Where Industry Mental Models Often Go Wrong
One reason these papers still matter is that the industry tends to compress them into slogans.
“LSM Trees are bad at reads.” “B-Trees don’t scale for writes.” “SSDs make random I/O cheap.”
Each statement contains a grain of truth and a lot of missing context.
B-Trees remain excellent for read-heavy, latency-sensitive OLTP workloads with predictable access patterns. LSM Trees shine when write throughput dominates and background work can be amortized. SSDs improve random I/O, but they don’t make write amplification free — they just hide it until endurance or tail latency becomes the bottleneck.
The mistake is treating these designs as winners and losers instead of cost profiles.
A Mental Model That Finally Clicked for Me
Think of an LSM Tree like:
- A git repository for data
- Writes are commits (cheap, append-only)
- Reads must traverse history
- Compaction is
git rebaseon a very large repo
The brilliance is not the data structure itself — it's the I/O pattern:
- Sequential writes
- Batched reads
- Deferred cleanup
What This Changes for Me as a Practitioner
After revisiting these papers, I find myself thinking less about “which engine is faster” and more about where the inevitable work shows up.
When I look at an LSM-based system now, the first questions I ask are not about peak throughput, but about:
- How compaction debt is monitored and controlled
- Whether write amplification is measured explicitly
- How much of the data path is dominated by values versus keys
- What assumptions the design makes about storage media behavior
If large values dominate your workload and compaction is your bottleneck, designs inspired by WiscKey are not exotic — they’re rational.
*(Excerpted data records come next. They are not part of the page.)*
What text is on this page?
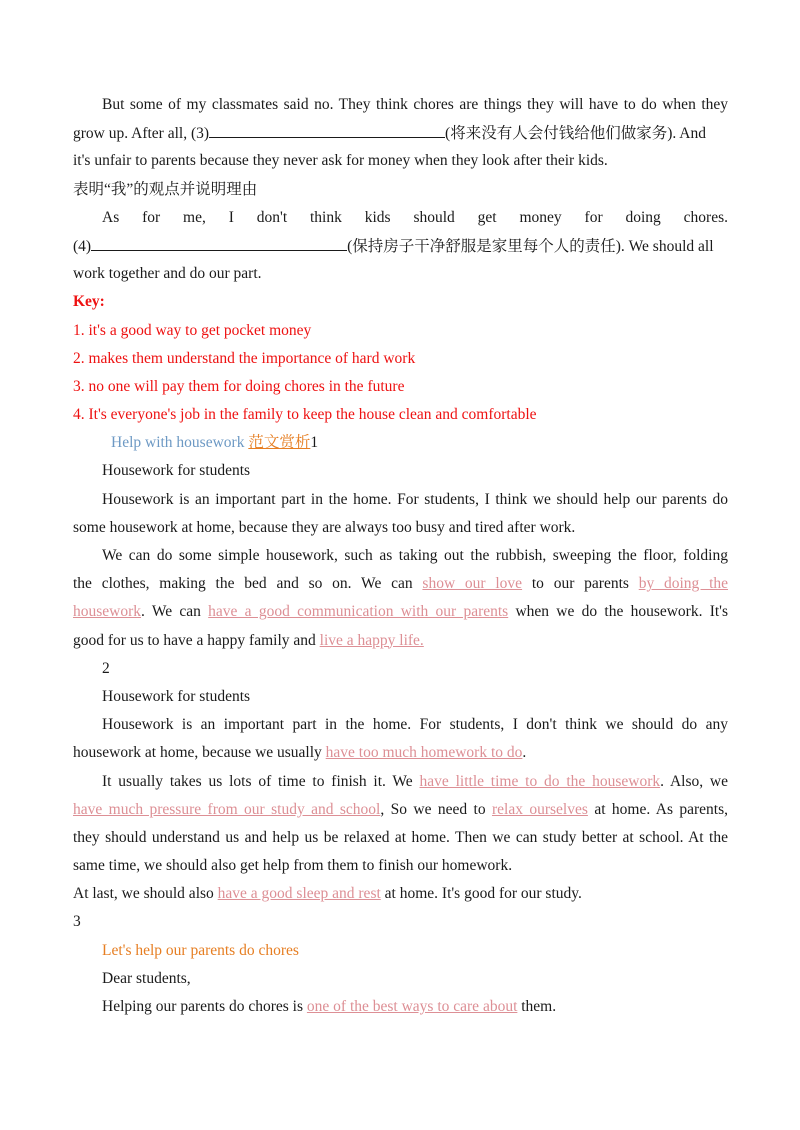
But some of my classmates said no. They think chores are things they will have to do when they
grow up. After all, (3)	(将来没有人会付钱给他们做家务). And
it's unfair to parents because they never ask for money when they look after their kids.
表明“我”的观点并说明理由
As for me, I don't think kids should get money for doing chores.
(4)	(保持房子干净舒服是家里每个人的责任). We should all
work together and do our part.
Key:
1. it's a good way to get pocket money
2. makes them understand the importance of hard work
3. no one will pay them for doing chores in the future
4. It's everyone's job in the family to keep the house clean and comfortable
Help with housework 范文赏析1
Housework for students
Housework is an important part in the home. For students, I think we should help our parents do
some housework at home, because they are always too busy and tired after work.
We can do some simple housework, such as taking out the rubbish, sweeping the floor, folding
the clothes, making the bed and so on. We can show our love to our parents by doing the
housework. We can have a good communication with our parents when we do the housework. It's
good for us to have a happy family and live a happy life.
2
Housework for students
Housework is an important part in the home. For students, I don't think we should do any
housework at home, because we usually have too much homework to do.
It usually takes us lots of time to finish it. We have little time to do the housework. Also, we
have much pressure from our study and school, So we need to relax ourselves at home. As parents,
they should understand us and help us be relaxed at home. Then we can study better at school. At the
same time, we should also get help from them to finish our homework.
At last, we should also have a good sleep and rest at home. It's good for our study.
3
Let's help our parents do chores
Dear students,
Helping our parents do chores is one of the best ways to care about them.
If predictable read latency matters more than ingestion speed, a classic B-Tree or hybrid design may still be the right call.
None of these choices are abstract. They surface directly in on-call rotations, hardware refresh cycles, and customer-facing latency charts.
Closing Thought
Storage engine design is never about winning. It is about choosing which costs you are willing to pay, and when.
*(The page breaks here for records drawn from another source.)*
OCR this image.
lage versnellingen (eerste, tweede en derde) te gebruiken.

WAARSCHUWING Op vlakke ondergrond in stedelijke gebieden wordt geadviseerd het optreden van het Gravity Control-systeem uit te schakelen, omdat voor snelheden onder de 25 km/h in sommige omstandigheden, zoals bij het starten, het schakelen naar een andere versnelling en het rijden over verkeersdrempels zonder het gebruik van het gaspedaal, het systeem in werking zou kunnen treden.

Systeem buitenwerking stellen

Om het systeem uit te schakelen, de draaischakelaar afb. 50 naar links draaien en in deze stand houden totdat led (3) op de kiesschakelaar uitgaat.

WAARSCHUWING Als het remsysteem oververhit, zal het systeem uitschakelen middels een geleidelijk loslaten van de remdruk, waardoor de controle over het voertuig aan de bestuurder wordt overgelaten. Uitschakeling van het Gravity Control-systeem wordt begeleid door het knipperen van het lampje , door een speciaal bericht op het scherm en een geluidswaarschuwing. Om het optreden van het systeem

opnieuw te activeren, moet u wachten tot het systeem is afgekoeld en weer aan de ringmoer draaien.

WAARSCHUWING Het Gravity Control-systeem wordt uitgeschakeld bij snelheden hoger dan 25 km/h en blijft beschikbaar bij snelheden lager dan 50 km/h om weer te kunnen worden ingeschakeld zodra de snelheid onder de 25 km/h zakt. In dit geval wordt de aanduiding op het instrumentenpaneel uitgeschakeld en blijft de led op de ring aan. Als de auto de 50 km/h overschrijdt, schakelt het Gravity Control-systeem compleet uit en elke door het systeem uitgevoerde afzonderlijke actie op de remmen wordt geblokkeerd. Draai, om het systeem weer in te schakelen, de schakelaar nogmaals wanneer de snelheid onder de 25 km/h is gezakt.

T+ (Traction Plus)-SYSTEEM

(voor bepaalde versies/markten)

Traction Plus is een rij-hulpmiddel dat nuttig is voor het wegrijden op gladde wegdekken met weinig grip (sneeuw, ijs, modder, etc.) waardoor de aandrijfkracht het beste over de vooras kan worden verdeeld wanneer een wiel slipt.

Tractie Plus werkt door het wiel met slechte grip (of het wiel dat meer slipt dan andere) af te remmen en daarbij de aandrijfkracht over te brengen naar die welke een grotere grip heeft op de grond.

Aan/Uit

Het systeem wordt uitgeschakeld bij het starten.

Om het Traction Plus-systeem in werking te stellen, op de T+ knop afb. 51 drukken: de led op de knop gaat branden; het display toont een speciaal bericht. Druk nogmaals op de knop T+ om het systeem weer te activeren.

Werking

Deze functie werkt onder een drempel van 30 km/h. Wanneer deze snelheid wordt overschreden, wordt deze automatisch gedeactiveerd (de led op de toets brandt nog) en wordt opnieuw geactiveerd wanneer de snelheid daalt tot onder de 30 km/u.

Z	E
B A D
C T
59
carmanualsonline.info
LSM Trees accept complexity to buy sustained write bandwidth. WiscKey pushes that logic further, questioning assumptions that held when disks, not flash, defined the cost model.
I will end this entry in the #50PaperChallenge with a question rather than a conclusion:
If you were designing a storage engine today—knowing how write amplification compounds across software and hardware layers—where would you choose to pay the cost, and which costs would you refuse to hide?
If you have wrestled with compaction storms or tuned RocksDB at 2 a.m., your answer is probably more interesting than any paper.